Belanghebbende en zijn dochter zijn in loondienst van Beheer BV. Erflaatster was ook in loondienst bij Beheer BV. Hun werkzaamheden ten aanzien van vermelde onroerende zaken zijn onder te verdelen in: (i) administratieve beheerswerkzaamheden die samenhangen met de verhuur (ii) technische werkzaamheden, zoals klachtenbehandeling, afhandelen van schadegevallen en maken van onderhoudsbeleid en begrotingen en (iii) commerciële beheerswerkzaamheden, zoals zoeken en selecteren huurders, contractonderhandelingen en contacten met derden. De onderhoudswerkzaamheden aan de panden worden uitbesteed aan derden en vinden onder toezicht van belanghebbende plaats.

2.8.

Belanghebbende heeft in de aangifte voor de erfbelasting verzocht om toepassing van de vrijstelling (hierna: BOR) van artikel 35b van de Successiewet 1956 (hierna: SW) ter zake van de verkrijging van aandelen Beheer BV.

2.9.

De inspecteur heeft bij de aanslagregeling het standpunt ingenomen dat de BOR niet van toepassing is op de verkrijging van de aandelen door belanghebbende.

3 Geschil

3.1.

In geschil is of belanghebbende recht heeft op toepassing van de BOR. Meer specifiek is in geschil of Beheer BV een onderneming drijft als bedoeld in artikel 35c SW in verbinding met artikel 3.2 van de Wet inkomstenbelasting 2001 (hierna Wet IB 2001).

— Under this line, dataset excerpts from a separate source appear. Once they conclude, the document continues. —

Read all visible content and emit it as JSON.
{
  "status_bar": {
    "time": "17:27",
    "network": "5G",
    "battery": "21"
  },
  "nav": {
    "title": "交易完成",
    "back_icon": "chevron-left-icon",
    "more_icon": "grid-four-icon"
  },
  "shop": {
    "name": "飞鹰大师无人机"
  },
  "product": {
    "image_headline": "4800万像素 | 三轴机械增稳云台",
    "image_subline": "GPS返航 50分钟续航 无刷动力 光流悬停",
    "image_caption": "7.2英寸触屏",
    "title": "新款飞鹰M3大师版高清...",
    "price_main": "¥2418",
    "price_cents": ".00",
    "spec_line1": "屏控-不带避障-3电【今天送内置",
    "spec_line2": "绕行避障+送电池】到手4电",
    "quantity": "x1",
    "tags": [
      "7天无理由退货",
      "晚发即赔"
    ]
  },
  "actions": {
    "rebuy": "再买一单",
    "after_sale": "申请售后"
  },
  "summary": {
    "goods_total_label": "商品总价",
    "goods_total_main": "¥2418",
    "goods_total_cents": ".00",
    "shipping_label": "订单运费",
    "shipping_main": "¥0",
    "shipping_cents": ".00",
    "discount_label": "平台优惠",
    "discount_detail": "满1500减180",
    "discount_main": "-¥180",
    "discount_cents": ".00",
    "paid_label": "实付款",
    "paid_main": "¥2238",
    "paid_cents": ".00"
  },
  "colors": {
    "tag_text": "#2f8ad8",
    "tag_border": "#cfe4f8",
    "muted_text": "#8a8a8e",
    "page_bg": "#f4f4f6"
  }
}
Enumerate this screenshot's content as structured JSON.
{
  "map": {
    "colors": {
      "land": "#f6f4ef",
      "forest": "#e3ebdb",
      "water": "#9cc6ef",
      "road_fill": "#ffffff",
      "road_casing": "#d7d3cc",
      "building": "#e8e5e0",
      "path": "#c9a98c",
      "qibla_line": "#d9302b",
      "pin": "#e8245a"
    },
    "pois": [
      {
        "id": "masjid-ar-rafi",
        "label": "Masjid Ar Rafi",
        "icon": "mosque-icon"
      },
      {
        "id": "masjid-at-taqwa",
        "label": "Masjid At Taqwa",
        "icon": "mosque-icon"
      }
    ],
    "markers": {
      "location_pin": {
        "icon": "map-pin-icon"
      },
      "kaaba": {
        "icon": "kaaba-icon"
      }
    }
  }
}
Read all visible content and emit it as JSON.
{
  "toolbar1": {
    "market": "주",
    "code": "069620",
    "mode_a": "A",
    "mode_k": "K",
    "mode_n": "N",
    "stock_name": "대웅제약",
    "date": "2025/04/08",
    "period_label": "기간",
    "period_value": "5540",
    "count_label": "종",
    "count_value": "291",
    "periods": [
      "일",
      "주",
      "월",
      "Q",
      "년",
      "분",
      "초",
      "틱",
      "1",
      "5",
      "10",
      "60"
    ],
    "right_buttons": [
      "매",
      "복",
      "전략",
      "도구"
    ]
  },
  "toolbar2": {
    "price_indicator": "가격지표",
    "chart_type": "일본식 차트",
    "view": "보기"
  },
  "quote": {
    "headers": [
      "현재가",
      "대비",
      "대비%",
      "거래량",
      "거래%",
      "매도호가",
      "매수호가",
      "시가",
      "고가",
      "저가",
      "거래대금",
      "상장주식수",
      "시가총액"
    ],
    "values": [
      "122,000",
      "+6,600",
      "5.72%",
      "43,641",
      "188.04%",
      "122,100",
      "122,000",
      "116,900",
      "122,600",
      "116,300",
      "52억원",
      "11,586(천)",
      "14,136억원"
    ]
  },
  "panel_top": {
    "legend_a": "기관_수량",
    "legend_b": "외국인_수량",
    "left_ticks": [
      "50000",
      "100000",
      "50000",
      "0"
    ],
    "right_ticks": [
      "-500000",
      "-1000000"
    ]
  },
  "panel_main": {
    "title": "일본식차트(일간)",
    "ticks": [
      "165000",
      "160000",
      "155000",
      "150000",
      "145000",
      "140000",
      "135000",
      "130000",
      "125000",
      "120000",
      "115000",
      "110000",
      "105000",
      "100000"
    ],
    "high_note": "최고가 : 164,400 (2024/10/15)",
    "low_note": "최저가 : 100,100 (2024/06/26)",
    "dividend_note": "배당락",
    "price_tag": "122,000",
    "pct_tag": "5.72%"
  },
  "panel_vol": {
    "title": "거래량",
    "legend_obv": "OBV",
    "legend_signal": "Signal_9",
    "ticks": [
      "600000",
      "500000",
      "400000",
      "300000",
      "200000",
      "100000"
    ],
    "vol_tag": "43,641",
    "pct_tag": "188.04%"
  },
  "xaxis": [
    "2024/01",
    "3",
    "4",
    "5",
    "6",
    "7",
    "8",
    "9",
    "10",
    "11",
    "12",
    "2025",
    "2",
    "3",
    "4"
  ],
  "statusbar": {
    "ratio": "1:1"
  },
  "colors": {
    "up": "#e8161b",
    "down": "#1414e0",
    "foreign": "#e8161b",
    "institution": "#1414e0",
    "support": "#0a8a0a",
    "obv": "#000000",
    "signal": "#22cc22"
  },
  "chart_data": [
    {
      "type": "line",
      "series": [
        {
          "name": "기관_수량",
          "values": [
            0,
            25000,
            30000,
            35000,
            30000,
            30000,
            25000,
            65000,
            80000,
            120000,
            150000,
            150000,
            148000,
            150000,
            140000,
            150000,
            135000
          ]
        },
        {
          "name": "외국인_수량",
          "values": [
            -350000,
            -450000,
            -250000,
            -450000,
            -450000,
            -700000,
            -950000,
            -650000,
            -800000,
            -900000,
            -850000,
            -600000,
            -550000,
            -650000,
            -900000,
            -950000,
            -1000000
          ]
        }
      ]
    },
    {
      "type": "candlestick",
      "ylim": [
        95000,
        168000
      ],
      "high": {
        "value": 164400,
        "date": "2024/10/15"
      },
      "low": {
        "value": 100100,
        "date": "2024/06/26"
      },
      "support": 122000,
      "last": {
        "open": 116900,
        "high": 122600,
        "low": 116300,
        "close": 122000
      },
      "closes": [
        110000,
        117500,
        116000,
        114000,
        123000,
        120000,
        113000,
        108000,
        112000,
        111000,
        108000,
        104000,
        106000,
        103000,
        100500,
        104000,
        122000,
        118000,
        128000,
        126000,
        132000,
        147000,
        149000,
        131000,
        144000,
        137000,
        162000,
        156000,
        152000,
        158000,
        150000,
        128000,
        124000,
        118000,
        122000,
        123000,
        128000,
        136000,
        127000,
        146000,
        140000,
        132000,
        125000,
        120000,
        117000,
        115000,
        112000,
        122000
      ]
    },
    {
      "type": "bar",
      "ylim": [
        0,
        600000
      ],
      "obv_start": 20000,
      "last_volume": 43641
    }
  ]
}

Voor het geval geen sprake is van een onderneming, is in geschil of het onderscheid tussen beleggingsvermogen en ondernemingsvermogen in strijd is met het discriminatieverbod van artikel 14 EVRM en artikel 26 IVBPR.

3.2.

Partijen doen hun standpunten steunen op de gronden die daartoe door hen zijn aangevoerd in de van hen afkomstige stukken en ter zitting.

3.3.

Belanghebbende concludeert primair tot gegrondverklaring van het beroep, vernietiging van de uitspraak op bezwaar en vermindering van de aanslag berekend naar een belaste verkrijging van nihil. De inspecteur concludeert tot ongegrondverklaring van het beroep.